Железные кандалы на голых ногах, спанье на холодном, как лед Ладожского озера, цементном полу, сухой хлеб без соли, несколько глотков воды за весь день — такой режим мог сломить любого богатыря. Было обычным явлением, что после карцера многие отходили в сторону от тюремной борьбы. Сер-го, наоборот, вышел из карцера еще более непримиримым. Его характер уподобился булату, закаленному в огне. В тюремных книгах часты записи: "Орджоникидзе на три недели в карцер за невставание на поверку", "Орджоникидзе на две недели в карцер за неснятие брюк во время обыска", "Орджоникидзе на три недели в карцер за надзирателя"…

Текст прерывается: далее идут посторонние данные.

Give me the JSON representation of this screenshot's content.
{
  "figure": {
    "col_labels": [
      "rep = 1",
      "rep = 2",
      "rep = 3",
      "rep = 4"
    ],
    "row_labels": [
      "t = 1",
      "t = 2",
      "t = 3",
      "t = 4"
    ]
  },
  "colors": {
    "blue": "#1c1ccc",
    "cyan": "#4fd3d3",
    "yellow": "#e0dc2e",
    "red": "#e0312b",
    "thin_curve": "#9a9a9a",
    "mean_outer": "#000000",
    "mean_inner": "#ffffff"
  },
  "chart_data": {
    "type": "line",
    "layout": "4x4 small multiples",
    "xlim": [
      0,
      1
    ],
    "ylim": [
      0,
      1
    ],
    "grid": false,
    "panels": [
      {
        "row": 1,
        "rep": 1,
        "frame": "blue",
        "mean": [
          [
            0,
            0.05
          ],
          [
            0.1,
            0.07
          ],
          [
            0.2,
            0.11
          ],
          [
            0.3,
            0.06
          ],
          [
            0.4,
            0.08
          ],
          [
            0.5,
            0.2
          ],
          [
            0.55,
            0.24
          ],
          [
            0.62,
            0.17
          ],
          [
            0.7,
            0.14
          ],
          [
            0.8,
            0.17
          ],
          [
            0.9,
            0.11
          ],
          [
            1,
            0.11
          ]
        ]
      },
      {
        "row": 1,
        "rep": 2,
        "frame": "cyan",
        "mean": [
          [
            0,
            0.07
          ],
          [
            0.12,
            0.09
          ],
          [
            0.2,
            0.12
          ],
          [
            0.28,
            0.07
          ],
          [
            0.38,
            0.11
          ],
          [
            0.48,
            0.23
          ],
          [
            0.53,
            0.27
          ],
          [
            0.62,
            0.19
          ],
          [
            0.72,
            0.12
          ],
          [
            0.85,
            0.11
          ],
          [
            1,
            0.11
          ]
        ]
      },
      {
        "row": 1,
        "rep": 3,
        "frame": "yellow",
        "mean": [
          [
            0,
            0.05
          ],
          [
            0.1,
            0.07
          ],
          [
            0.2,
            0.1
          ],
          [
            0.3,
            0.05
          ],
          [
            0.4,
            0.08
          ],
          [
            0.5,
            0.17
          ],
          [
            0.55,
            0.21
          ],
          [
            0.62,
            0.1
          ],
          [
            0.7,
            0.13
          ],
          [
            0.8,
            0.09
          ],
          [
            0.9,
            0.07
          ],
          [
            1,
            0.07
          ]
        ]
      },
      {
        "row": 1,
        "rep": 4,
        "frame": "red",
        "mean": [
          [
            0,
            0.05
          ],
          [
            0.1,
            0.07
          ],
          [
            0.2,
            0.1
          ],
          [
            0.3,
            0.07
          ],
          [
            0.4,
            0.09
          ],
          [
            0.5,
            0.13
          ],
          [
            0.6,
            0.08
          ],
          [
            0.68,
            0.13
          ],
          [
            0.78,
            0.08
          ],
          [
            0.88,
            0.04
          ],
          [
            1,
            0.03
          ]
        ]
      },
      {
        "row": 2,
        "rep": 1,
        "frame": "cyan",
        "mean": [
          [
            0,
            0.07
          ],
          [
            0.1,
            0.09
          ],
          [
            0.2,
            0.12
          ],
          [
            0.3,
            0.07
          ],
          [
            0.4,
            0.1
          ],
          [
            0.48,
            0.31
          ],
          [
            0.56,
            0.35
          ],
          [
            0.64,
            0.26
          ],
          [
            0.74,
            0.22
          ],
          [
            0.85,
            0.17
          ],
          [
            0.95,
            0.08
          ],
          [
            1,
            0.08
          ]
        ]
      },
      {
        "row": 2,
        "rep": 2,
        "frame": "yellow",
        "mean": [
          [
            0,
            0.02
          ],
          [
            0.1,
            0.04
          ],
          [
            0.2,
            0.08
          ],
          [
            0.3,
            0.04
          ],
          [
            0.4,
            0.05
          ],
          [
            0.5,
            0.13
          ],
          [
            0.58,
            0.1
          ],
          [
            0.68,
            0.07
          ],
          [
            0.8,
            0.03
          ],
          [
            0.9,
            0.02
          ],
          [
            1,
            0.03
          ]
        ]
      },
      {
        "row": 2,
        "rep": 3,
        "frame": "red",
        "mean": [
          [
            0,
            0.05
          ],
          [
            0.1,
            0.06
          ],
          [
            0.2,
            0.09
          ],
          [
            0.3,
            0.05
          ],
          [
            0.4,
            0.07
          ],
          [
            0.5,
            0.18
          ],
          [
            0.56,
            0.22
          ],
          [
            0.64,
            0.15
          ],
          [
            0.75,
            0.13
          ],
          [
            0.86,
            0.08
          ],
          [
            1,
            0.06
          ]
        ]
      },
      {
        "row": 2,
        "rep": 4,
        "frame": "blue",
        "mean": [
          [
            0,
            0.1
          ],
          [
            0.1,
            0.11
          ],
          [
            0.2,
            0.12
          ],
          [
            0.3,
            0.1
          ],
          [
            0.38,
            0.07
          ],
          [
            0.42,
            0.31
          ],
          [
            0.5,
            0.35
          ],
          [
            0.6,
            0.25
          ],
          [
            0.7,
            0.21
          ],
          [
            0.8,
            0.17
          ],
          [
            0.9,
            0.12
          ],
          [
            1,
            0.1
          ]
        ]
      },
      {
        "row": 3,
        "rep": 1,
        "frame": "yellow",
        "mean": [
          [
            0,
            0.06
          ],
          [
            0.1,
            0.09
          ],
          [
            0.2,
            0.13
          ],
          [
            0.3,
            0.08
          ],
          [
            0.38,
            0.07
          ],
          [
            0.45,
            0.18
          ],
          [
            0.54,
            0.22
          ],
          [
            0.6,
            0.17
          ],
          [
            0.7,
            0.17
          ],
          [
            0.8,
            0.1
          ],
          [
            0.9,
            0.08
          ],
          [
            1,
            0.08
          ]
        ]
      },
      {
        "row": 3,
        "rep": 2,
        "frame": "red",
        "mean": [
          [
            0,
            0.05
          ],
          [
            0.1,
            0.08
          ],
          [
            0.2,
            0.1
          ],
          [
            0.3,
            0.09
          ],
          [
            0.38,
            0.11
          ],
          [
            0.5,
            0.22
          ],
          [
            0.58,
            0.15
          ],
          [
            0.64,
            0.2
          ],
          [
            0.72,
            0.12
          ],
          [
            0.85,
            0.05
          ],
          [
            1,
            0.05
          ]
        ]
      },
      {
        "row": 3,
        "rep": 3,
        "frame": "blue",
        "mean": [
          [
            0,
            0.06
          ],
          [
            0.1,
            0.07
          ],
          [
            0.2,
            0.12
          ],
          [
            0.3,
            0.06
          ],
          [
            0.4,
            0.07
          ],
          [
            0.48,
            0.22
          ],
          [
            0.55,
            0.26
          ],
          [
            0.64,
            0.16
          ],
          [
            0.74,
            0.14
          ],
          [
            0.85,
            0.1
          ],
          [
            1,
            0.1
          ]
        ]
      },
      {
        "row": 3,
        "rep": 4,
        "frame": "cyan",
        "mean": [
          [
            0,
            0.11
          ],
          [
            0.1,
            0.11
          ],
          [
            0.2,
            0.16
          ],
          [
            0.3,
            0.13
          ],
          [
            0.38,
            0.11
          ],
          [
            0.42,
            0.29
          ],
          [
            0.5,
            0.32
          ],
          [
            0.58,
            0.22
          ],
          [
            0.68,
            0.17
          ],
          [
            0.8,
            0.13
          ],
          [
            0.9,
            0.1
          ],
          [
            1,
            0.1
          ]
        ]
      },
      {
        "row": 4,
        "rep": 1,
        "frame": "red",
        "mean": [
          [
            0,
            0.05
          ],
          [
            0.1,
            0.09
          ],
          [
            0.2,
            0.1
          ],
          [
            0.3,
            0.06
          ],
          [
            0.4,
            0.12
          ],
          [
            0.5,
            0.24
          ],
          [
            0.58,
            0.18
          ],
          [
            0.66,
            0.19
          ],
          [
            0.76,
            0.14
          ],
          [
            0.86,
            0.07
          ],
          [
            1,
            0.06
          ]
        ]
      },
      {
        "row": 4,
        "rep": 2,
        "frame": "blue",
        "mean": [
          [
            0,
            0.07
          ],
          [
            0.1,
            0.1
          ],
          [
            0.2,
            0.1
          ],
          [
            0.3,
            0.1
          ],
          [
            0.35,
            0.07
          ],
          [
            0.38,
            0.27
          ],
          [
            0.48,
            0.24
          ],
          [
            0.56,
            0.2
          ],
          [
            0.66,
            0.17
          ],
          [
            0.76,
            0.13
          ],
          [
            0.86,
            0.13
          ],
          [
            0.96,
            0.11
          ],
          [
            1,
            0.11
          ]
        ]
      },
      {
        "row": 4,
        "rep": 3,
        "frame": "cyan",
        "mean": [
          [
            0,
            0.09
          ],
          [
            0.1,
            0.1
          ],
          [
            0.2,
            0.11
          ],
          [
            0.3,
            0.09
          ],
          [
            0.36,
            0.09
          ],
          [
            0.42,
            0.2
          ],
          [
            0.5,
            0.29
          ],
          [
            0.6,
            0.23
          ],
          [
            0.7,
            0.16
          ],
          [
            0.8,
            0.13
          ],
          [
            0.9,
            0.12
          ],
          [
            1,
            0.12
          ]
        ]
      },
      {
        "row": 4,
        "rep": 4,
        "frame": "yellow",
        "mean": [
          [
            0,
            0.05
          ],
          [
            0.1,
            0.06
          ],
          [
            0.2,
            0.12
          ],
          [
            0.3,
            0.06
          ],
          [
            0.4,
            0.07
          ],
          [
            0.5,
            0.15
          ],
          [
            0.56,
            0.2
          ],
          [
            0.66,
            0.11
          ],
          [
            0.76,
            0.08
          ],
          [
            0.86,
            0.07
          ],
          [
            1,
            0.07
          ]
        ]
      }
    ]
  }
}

Мы добились того, что тюремщики во главе с Зимбергом отступили перед каторжанами и делали вид, что не замечают нарушения тюремных инструкций и распорядков. У нас в "заразном" отделении была республика каторжан. Одним из ее лучших бойцов — Орджоникидзе. Под его влиянием многие отказались от своих ошибочных взглядов и снова вернулись в ряды революционных борцов".
Насчет республики, возможно, оказано слишком крепко, но то, что Серго развеял заблуждения многих каторжан, встряхнул, не дал склонить головы — чистая правда. В дискуссии, или, если совсем точно, в тайные переписки о национальном вопросе и об отношении социал-демократов к русско-германской войне, Орджоникидзе вовлек всех политических. Каждая дискуссия длилась шесть-семь месяцев.